There on the slope amid the beech-trees, the Links billowing away before him to the woods that ambushed the Duke's Lodge, he lay down. The smooth stems rose about him like columns in the choir of a church. The wind strayed amid a sea of sun-lit leaves. The cool, the comfort, the bright graciousness of these comrades of his youth soothed and satisfied him. He studied them with kind eyes. The harsh male quality of the oak was not theirs. They could not stand the buffeting of Time as did the fierce old warriors of the Weald; but they could sustain the spirit in the hour of need. They were for him the women among trees.

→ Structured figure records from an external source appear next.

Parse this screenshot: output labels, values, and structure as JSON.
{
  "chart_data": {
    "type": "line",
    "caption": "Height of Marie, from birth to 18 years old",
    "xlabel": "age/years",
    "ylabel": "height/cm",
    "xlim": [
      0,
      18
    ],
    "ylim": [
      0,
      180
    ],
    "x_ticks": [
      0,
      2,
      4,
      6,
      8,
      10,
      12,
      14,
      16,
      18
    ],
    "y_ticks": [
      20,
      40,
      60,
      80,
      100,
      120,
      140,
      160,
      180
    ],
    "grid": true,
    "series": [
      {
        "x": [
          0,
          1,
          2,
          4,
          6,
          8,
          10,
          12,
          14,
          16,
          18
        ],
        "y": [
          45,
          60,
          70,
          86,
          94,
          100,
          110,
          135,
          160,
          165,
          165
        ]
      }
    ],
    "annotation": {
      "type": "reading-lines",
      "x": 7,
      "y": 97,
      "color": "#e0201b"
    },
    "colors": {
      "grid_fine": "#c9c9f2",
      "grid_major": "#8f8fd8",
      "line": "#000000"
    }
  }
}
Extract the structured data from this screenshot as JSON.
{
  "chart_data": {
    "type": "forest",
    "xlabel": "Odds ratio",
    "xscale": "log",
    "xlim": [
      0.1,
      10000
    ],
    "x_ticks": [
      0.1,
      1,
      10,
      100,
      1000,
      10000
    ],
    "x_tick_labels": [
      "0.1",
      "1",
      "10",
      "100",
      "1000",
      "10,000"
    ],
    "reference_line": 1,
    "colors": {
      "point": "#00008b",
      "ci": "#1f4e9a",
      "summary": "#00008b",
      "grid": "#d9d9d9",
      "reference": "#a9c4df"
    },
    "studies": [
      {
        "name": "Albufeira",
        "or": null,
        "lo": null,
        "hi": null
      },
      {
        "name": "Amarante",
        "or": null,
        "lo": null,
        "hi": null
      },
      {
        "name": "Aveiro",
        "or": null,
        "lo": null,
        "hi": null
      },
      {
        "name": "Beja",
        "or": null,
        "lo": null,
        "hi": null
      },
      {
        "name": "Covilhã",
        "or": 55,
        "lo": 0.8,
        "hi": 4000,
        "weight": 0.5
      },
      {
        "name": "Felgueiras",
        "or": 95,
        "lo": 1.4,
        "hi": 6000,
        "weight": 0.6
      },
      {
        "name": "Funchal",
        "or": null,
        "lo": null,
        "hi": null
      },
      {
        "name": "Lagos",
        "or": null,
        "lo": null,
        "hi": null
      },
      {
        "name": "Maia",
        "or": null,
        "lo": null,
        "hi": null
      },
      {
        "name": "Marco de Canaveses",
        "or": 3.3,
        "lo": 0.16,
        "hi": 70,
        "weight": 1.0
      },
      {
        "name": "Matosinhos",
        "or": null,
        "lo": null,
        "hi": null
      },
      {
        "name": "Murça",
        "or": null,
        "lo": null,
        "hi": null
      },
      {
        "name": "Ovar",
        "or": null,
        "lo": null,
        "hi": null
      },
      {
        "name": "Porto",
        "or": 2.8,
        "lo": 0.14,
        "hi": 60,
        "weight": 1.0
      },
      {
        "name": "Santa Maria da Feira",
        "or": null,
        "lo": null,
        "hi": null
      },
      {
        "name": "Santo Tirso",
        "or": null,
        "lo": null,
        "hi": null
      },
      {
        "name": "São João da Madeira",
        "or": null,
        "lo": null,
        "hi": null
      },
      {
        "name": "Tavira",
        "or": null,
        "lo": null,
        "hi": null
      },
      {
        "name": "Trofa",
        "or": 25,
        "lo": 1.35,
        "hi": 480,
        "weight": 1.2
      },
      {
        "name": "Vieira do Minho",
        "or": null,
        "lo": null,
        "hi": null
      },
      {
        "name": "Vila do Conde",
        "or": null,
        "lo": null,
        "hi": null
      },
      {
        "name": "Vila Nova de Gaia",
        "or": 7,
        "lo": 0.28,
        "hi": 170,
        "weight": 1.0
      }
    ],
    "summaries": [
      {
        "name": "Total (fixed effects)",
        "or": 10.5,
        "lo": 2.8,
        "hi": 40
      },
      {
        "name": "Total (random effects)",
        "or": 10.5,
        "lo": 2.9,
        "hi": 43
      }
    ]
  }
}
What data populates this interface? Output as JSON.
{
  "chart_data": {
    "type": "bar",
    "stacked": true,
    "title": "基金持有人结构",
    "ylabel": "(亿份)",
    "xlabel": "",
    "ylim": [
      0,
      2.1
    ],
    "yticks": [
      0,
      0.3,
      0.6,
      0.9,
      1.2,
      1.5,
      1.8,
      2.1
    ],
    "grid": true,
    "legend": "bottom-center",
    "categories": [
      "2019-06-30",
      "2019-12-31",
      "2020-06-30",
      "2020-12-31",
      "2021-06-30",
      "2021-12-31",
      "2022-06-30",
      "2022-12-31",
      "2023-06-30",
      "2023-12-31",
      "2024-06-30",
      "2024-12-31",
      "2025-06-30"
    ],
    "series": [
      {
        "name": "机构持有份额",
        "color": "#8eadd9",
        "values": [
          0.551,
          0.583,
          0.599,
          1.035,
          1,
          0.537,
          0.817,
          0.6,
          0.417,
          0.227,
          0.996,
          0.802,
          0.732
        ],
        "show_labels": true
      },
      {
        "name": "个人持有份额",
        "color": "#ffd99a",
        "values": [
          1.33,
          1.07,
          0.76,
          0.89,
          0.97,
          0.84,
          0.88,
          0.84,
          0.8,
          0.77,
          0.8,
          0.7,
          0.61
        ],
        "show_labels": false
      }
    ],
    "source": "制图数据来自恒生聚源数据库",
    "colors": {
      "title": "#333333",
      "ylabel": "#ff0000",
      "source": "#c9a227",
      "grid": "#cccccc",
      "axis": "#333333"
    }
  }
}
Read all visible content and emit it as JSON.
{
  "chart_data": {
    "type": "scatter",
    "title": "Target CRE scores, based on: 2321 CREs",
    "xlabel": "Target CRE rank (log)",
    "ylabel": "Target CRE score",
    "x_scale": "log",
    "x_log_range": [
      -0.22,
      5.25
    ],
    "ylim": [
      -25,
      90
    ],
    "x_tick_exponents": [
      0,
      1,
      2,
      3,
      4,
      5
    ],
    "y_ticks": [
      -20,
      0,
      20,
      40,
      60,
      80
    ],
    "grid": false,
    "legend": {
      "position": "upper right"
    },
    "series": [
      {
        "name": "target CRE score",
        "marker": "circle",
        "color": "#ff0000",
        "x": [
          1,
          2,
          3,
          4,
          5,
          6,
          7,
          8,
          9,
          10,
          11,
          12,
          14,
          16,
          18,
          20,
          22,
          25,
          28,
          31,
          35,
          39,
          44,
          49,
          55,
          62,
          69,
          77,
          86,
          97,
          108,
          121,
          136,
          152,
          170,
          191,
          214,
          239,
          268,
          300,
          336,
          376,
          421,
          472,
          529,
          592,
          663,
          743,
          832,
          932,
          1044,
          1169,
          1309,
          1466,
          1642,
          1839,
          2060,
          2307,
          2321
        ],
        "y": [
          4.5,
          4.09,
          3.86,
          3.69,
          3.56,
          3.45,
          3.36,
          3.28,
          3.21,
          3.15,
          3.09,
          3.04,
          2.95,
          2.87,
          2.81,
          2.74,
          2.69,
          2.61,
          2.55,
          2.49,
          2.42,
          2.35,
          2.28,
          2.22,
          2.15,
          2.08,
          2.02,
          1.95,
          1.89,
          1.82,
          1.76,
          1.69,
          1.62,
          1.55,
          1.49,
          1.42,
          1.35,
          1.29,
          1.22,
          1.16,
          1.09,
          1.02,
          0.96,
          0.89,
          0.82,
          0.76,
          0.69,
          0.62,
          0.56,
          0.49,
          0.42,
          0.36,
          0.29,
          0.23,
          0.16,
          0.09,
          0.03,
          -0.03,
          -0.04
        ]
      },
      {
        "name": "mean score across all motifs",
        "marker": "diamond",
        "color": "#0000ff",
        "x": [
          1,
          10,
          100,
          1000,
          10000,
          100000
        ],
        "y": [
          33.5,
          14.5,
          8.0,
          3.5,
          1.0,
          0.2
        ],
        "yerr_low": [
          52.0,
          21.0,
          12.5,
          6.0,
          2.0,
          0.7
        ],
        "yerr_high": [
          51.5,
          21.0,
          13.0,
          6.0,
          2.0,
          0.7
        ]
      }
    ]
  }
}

Ernie lay with his eyes shut, and his hands behind his head, listening to the wind flowing through the tree-tops. The murmur of flies, the under-song of birds, the moving stillness, the secret stir of life, filled him to overflowing.

Alf had made him feel an isolated atom, the sport of incredibly cruel devils. Now he knew that he was part of an immense and harmonious whole. The sense of dislocation, exile and disease passed away. His mind was an open cistern into which a myriad healing streams were pouring from an unknown source.

Who was Alf to disturb his peace of mind? Alf, the puny, the pretentious, who was not really alive at all. There was something greater in the world than Alf, and that something was on his side. He was sure of it.

He sat up and laughed.

Then above the murmur of insects and birds the louder hum of Man and his machinery, setting the world to rights, stole in upon his mind.

Two groundmen were mowing the green just under the Hangar.

It was time to be moving.

He sauntered back along the New Road, eyeing the spruce villas on the northern side, where of old allotment gardens had been.

At the corner of Church Street he asked a policeman where Mr. Pigott lived now.